In the grand old tradition of bad actors always and everywhere, the food industry would rather create rules to protect itself than to change its harmful (profitable) ways.  This tendency was shown clearly in the mid-2000s, when a series of federal and state bills was proposed with the purpose of shielding food companies from any liability for its customers becoming obese or otherwise unhealthy.  As of 2006, 21 states (including Louisiana) had enacted laws that banned obesity-related lawsuits.  "[W]hile food companies are busy proclaiming how much they want to be a part of the solution, behind the scenes, they are lobbying to protect themselves... ."

These anti-obesity-lawsuit laws are both unnecessary and telling, based as they are on an imaginary foe.  Frivolous lawsuits - those without any real legal grounds - are already disallowed and can lead to sanctions against lawyers who bring them.  Despite what groups such as the Center for Consumer Freedom may claim, there is not in fact an "army of greedy trial lawyers" from whom the industry needs protection.  As such, the laws have been called "a solution in search of a problem."

"If food companies are so worried about becoming targets of lawsuits, why don't they change their business practices to act more responsibly?"  That is the million-dollar question.

Discussion:

I've worked with attorneys for nearly a decade now, and one thing is universally true whether they're at a firm making money$$$$$ or at a non-profit doing good: they do not - I repeat, DO NOT - file cases that they can't win.  They certainly don't file cases that are actually frivolous per the law - that's the kind of thing you lose your license over.

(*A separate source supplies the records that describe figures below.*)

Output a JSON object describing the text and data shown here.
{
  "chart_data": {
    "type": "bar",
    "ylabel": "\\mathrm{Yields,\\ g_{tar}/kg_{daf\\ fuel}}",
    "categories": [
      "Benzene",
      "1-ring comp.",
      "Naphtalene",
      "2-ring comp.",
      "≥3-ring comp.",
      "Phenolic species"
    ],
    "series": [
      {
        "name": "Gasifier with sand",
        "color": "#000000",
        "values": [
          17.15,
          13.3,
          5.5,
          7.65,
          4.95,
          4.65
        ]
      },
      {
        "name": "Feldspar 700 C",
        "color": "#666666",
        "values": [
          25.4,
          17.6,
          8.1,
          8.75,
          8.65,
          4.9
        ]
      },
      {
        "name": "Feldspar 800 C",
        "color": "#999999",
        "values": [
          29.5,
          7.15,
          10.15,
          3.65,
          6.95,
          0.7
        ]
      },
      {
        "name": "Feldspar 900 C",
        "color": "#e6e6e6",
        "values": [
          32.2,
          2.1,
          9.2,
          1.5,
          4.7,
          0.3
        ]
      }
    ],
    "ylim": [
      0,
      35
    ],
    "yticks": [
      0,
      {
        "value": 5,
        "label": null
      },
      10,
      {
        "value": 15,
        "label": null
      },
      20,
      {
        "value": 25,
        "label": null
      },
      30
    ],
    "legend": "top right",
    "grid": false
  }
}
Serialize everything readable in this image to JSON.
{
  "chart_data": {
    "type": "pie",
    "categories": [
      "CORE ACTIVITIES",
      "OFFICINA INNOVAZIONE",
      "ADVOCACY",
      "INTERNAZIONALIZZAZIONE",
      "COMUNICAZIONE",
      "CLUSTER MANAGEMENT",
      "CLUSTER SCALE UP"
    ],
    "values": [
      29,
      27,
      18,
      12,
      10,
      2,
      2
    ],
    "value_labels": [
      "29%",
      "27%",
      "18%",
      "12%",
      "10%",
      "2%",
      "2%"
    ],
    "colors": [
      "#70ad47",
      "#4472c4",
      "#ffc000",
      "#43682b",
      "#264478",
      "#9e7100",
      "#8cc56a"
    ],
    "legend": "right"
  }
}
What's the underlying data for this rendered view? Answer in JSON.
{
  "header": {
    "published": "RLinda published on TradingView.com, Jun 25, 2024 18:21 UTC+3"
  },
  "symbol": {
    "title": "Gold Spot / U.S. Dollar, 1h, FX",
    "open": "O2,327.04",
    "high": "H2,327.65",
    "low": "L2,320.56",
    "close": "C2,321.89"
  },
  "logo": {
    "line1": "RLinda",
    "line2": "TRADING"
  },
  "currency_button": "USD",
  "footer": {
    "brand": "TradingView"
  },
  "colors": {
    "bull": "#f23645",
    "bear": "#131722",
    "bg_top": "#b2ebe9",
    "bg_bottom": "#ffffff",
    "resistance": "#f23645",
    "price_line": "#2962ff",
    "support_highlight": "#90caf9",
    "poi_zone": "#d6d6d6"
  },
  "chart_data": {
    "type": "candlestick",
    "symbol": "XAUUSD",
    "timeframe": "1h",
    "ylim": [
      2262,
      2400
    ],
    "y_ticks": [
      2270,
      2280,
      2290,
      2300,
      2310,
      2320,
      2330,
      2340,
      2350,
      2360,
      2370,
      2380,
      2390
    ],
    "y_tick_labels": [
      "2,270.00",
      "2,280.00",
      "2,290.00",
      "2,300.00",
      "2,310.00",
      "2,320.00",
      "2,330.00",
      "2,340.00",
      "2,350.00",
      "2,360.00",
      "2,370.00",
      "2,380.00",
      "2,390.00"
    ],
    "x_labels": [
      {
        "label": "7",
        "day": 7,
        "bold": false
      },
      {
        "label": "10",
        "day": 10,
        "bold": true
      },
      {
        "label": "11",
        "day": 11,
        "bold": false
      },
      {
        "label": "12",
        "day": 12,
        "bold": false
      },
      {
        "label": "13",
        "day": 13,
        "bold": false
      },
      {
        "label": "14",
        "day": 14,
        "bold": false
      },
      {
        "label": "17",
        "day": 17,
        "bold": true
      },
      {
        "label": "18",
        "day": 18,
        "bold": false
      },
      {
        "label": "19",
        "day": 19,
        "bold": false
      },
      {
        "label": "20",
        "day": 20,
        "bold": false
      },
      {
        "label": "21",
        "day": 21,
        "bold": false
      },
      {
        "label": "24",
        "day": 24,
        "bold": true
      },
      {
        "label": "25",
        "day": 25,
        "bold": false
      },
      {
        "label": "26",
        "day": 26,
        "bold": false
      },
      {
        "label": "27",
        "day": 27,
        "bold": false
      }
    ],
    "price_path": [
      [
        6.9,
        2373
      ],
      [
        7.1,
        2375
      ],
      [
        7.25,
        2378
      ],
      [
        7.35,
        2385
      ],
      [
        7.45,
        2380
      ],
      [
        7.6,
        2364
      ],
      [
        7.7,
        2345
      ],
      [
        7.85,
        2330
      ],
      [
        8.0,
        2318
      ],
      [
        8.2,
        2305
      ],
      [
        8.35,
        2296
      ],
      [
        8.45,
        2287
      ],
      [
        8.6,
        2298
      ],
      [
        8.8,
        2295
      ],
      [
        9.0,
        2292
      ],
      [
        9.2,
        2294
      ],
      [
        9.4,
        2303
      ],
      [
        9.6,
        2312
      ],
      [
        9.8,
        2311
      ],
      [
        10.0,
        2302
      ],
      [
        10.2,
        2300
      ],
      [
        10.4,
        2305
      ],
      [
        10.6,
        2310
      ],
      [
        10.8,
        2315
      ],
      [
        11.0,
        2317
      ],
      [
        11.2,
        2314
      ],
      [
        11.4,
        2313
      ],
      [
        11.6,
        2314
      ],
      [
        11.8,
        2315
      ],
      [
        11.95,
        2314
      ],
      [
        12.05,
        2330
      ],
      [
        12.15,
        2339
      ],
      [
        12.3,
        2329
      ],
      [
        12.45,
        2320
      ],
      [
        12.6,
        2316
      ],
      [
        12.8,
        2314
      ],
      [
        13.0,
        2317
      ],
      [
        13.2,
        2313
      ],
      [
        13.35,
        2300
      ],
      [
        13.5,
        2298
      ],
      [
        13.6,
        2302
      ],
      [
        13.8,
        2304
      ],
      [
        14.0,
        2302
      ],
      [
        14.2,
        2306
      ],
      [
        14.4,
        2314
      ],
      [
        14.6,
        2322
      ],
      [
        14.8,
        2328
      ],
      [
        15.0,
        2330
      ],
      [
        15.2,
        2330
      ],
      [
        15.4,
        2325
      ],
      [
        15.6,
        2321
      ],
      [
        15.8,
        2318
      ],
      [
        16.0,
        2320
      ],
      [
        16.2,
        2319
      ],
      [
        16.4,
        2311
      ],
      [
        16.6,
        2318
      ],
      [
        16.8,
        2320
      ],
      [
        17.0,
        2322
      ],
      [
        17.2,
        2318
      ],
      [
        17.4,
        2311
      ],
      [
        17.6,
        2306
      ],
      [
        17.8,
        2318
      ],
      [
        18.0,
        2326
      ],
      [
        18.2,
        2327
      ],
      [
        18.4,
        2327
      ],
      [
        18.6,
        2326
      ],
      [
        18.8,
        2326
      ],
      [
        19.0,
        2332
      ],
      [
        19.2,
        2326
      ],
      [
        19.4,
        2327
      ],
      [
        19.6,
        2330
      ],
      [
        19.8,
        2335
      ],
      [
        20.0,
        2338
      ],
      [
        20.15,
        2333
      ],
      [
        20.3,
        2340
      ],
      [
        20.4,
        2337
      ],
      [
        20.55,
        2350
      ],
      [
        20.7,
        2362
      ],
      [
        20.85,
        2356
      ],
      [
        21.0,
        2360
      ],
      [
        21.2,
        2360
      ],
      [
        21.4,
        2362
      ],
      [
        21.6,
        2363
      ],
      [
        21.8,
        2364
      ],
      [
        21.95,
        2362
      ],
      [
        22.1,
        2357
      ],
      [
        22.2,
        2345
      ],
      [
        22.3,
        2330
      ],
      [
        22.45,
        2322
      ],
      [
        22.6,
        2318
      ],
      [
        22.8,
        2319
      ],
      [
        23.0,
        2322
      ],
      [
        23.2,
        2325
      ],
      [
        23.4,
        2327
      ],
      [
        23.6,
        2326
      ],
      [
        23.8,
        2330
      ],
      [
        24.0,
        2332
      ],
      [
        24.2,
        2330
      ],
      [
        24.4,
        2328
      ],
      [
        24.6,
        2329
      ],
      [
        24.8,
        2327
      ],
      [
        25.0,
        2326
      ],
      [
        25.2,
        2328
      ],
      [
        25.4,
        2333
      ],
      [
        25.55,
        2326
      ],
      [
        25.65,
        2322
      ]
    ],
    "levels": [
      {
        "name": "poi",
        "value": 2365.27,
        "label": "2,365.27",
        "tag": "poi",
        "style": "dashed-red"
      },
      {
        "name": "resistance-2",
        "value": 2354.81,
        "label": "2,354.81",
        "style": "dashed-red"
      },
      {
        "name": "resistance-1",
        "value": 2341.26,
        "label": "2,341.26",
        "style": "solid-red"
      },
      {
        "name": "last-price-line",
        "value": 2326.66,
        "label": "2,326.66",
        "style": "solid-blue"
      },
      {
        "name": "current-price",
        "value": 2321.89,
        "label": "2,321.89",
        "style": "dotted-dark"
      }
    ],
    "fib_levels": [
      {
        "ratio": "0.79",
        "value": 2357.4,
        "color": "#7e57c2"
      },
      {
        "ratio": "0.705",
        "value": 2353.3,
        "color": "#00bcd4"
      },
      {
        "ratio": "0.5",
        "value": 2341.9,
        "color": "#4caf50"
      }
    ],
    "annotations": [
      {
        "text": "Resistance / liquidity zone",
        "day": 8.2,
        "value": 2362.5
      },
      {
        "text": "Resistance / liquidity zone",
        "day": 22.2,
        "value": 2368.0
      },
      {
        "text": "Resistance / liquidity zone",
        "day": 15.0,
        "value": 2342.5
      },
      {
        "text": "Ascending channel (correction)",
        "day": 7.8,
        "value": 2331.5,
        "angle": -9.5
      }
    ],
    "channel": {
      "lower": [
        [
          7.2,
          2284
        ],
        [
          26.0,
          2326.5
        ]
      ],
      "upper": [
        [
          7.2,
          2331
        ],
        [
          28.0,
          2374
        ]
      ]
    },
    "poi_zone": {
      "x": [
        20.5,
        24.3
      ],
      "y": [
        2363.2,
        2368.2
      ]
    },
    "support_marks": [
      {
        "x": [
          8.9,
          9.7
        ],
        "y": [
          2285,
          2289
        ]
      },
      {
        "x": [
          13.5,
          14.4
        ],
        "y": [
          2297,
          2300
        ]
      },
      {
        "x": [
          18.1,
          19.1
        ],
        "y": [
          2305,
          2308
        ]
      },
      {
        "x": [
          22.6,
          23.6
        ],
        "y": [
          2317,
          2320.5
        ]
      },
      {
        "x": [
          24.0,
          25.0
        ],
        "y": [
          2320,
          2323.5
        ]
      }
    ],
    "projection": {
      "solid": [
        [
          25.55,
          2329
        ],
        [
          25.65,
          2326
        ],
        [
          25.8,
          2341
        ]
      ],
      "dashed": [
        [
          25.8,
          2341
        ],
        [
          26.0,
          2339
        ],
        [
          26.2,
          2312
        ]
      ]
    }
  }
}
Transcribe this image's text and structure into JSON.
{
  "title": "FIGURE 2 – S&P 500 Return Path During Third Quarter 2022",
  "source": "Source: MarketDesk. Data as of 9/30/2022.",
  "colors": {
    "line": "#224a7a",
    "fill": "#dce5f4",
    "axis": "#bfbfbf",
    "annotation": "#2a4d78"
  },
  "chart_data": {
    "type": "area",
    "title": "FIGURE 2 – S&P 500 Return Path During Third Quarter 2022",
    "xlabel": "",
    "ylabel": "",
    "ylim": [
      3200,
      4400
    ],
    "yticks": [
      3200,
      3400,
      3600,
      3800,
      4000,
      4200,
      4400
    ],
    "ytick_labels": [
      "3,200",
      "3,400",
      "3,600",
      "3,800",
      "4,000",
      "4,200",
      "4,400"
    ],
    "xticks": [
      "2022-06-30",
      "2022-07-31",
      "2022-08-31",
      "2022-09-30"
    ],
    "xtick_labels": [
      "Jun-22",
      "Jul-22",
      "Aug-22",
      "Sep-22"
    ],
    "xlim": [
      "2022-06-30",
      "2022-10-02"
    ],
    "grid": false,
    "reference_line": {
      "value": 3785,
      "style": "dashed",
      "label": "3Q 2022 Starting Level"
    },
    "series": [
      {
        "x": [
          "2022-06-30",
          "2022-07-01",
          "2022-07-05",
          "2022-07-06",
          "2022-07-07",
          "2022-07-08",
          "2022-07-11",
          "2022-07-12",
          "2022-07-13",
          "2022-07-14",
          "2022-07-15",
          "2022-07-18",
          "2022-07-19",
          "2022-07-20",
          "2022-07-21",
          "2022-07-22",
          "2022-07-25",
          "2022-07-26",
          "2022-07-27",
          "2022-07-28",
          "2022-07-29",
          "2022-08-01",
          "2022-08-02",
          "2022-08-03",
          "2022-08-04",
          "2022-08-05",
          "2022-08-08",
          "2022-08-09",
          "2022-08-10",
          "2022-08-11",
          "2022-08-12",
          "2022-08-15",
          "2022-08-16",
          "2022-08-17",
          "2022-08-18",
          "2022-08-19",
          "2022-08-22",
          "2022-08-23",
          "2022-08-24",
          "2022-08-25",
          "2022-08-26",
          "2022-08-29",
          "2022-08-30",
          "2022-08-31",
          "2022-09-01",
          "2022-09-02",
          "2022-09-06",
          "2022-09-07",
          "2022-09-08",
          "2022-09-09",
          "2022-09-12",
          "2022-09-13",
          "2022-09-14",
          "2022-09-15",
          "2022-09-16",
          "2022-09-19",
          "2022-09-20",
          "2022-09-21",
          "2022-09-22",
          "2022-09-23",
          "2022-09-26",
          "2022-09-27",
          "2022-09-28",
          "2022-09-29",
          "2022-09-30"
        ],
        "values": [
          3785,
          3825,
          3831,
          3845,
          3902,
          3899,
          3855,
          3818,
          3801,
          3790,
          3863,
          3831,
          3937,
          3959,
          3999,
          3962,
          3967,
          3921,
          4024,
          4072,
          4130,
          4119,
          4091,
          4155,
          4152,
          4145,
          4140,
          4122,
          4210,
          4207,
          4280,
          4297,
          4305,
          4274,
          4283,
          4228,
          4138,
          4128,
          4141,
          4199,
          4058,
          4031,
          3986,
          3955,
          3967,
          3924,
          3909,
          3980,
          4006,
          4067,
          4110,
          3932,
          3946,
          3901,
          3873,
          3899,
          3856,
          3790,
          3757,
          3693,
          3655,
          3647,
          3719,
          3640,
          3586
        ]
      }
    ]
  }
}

Of course one (now-notorious) case was filed in 2002 against McDonald's.  A class action on behalf of several ill children, the case was less about obesity than about deceptive advertising, obfuscation, and accountability.  The case was dismissed in 2003 not because it was frivolous but because "the plaintiffs had failed to show that McDonald's engaged in deceptive practices and that consumers had inadequate access to information about McDonald's products."  The case was appealed and remanded (sent back to the court in which it was originally heard), and ultimately was "voluntarily dismissed with prejudice" in 2011 which frankly I don't understand.  But it was never ruled to be frivolous.

Another case was filed in 2012, specifically about the inclusion of toys in HappyMeals; it too was dismissed - but not because it was found to be frivolous.  The lawyers at McD's who throw around that word know what they're doing - they know that it has a different meaning in the legal world than in general discourse.  I'd love to see them sanctioned for it.

As for Louisiana's so-called "Commonsense Consumption Act" (Act 158 from the 2003 legislative session, in state law as LA Rev Stat § 9:2799.6), wouldn't it be great to get that repealed?  Just to send the message to food companies that they are liable for the products they sell, just like tobacco companies and asbestos companies before them?  Perhaps someone can work on it for the next legislative session.  For policy dorks, please take note that ALEC provides a model CCA on its website - that should tell you something about its true intent.